Het Katholiek Nieuwsblad onderzocht in verband met kerksluiting de vraag of ‘God nog in het dorp woont’ (themanummer januari 2020). Dit leidde tot een “vrij ongemakkelijke conclusie”, namelijk ‘dat de Kerk helemaal niet zo belangrijk is voor de dorpsgemeenschap als wij aanvankelijk dachten of hoopten”. Deze conclusie past bij een van de conclusies die Jacobine Gelderloos trok in haar proefschrift, namelijk dat de kerk zich in de dorpsgemeenschap naar de zijkant heeft gemanoeuvreerd. Allerlei andere organisaties hebben taken van de kerken “moeiteloos en geruisloos overgenomen”, aldus het Katholiek Nieuwsblad: “Het dorp anno 2020 kan het prima zonder kerk stellen”.
Weer in contact komen
Misschien is het beter om te stellen dat het dorp anno 2020 niet per definitie op de kerk zit te wachten. Totdat het kerkgebouw dreigt te verdwijnen. Soms het laatste gemeenschappelijke gebouw in het dorp, een beeldbepalend gebouw waar iedereen welkom is. Niet zelden worden mensen dan wakker en komen op voor het kerkgebouw. Voor de vaak kleine restgroep gelovigen die het kerkgebouw nog steeds overeind weet te houden is het soms lastig omgaan met ‘derden’, mensen uit hun naaste omgeving, die zich ineens met hun gebouw gaan bemoeien. Een van de pijnlijkste aanbevelingen in het boek van Jacobine Gelderloos is toch wel dat kerken weer in contact moeten zien te komen met de wereld om hen heen.
Waar gaat het over?
Kerken zijn naar binnen gekeerd geraakt en deskundigen aan het woord in het Katholiek Nieuwsblad stellen de vraag wat de kerken te bieden hebben, wat zij zelf geloven, wat zij graag vandaag de dag met de wereld willen delen. In lokale kerken wordt nogal eens verzucht dat men op dat niveau kan doen en laten wat men wil, de perceptie over de kerk wordt toch vooral gevormd door gebeurtenissen op hoger niveau. Het negatieve krijgt meer aandacht in het nieuws. Gekibbel in de kerk, afwezigheid van visie, gebrek aan inspirerende leiding, misstanden die maar door blijven modderen.
Niet meer alleen
Institutionele kerken zijn niet erg wendbaar. Dat heeft voor- en nadelen en het doet er ook niet zoveel toe. Waar het om gaat is hoe men lokaal een kerkgebouw kan laten werken voor de eigen gemeenschap. Helder is dat geloofsgemeenschappen dit heel vaak niet meer kunnen zonder bijdragen van derden. Dit kan zijn in financiële zin of in de zin van vitaliteit, activiteiten die men alleen of samen met anderen organiseert.
Hernieuwde aandacht
Het project Kerkenvisies van de burgerlijke overheid zet kerkgebouwen in de belangstelling. Deze aandacht heeft ook voor- en nadelen.

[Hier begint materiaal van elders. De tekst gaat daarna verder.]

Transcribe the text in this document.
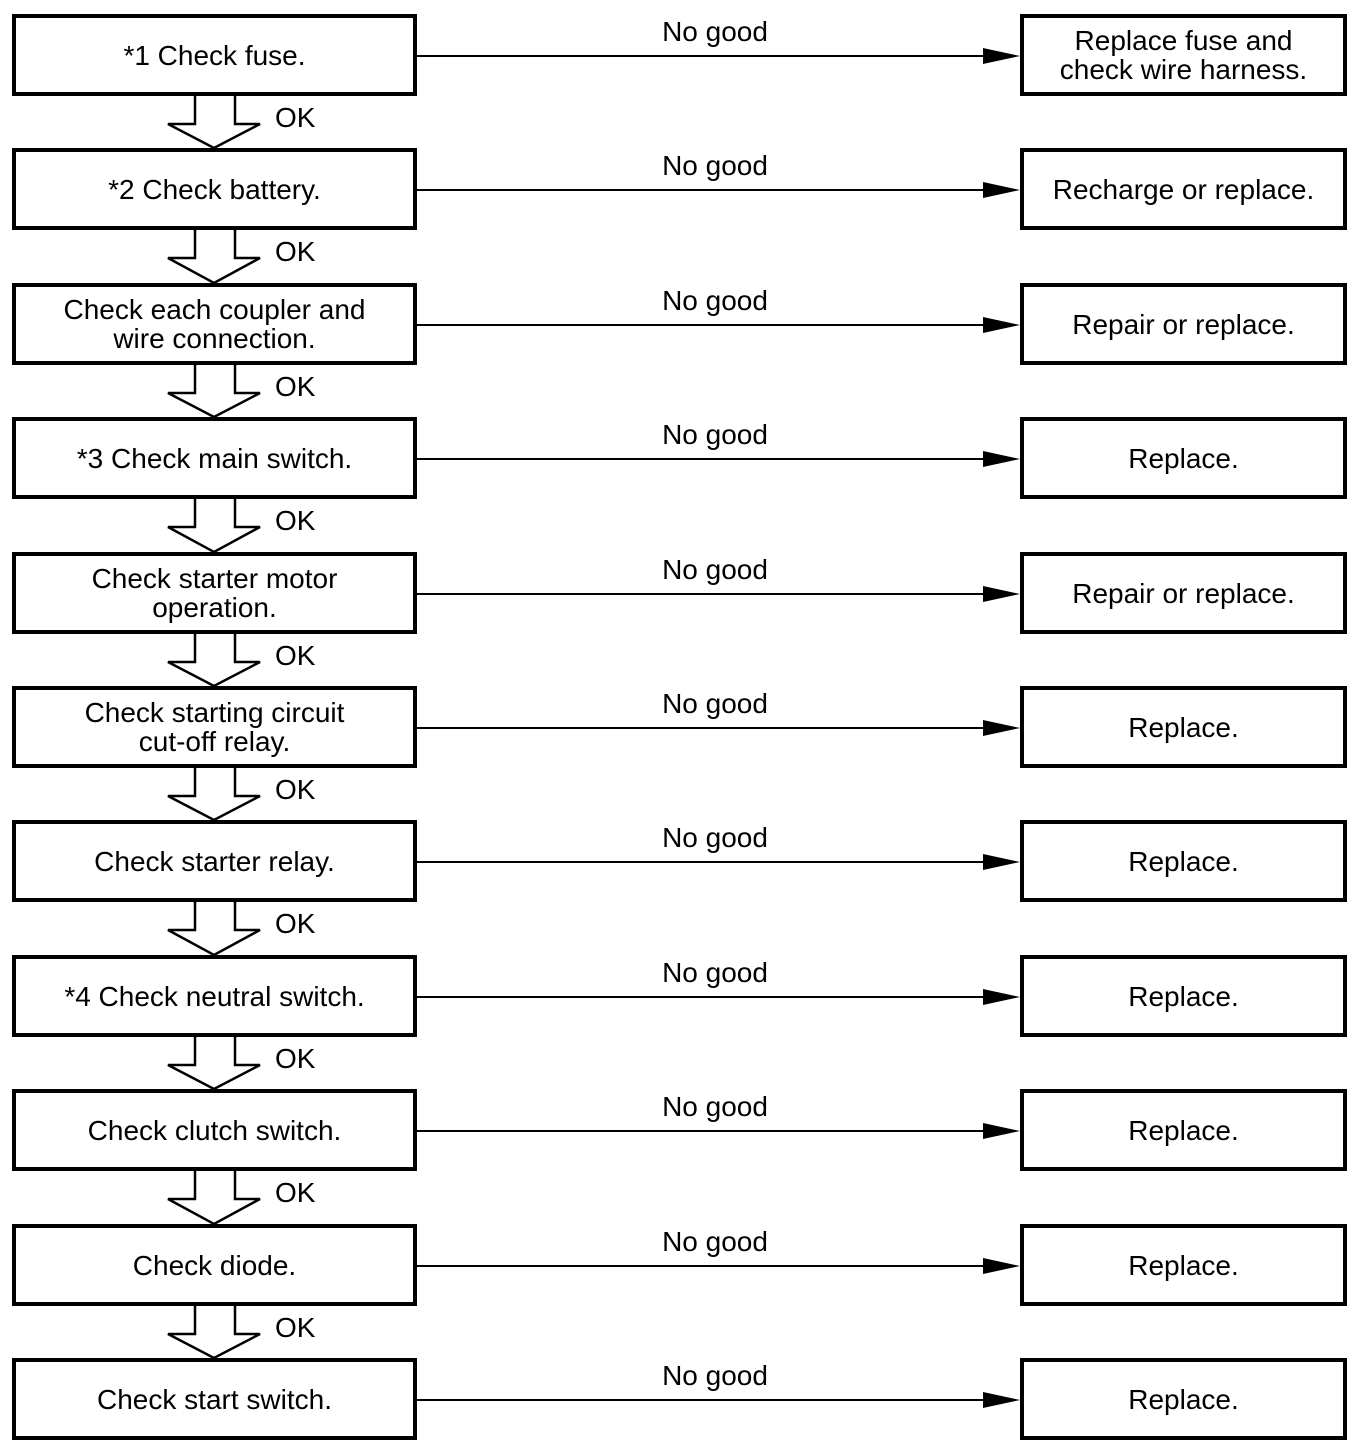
*1 Check fuse.	Replace fuse and
check wire harness.
No good
OK
*2 Check battery.	Recharge or replace.
No good
OK
Check each coupler and
wire connection.	Repair or replace.
No good
OK
*3 Check main switch.	Replace.
No good
OK
Check starter motor
operation.	Repair or replace.
No good
OK
Check starting circuit
cut-off relay.	Replace.
No good
OK
Check starter relay.	Replace.
No good
OK
*4 Check neutral switch.	Replace.
No good
OK
Check clutch switch.	Replace.
No good
OK
Check diode.	Replace.
No good
OK
Check start switch.	Replace.
No good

Mooi dat men zich breed realiseert dat kerkgebouwen niet meer als vanzelfsprekend bestaan en onderhouden kunnen worden. Allerlei creatieve ideeën komen op en alhoewel niet alles te realiseren is, ontstaan er mooie dingen. De vraag is of geloofsgemeenschappen zelf er ook een goede plek in kunnen (her)vinden of houden.
Toch weer het kerkgebouw
Het Katholiek Nieuwsblad wilde kerksluiting onderzoeken en zich daarbij niet ook richten op de herbestemming van kerkgebouwen. Dat blijkt lastig zo niet onmogelijk. Het kerkgebouw is ook de materialisatie van het geloof ter plekke, we hangen er met z’n allen aan, gelovig of niet. Als kerkgebouwen verdwijnen heeft dat veel gevolgen en niet alleen op het terrein van religie.
Keuzes maken
Gaan we dus alle kerkgebouwen zien te behouden? Neen, dat gaat zeker niet gebeuren. Kerkelijk Waardebeheer zet zich er wel voor in om de kerk in het midden te houden, dat kan ook met minder kerkgebouwen. Keuzes maken die op draagvlak kunnen rekenen en het goed afstoten van kerkgebouwen die boventallig zijn, daar zetten wij ons voor in. Het is maatwerk en het kost tijd, veel meer tijd dan men vaak denkt.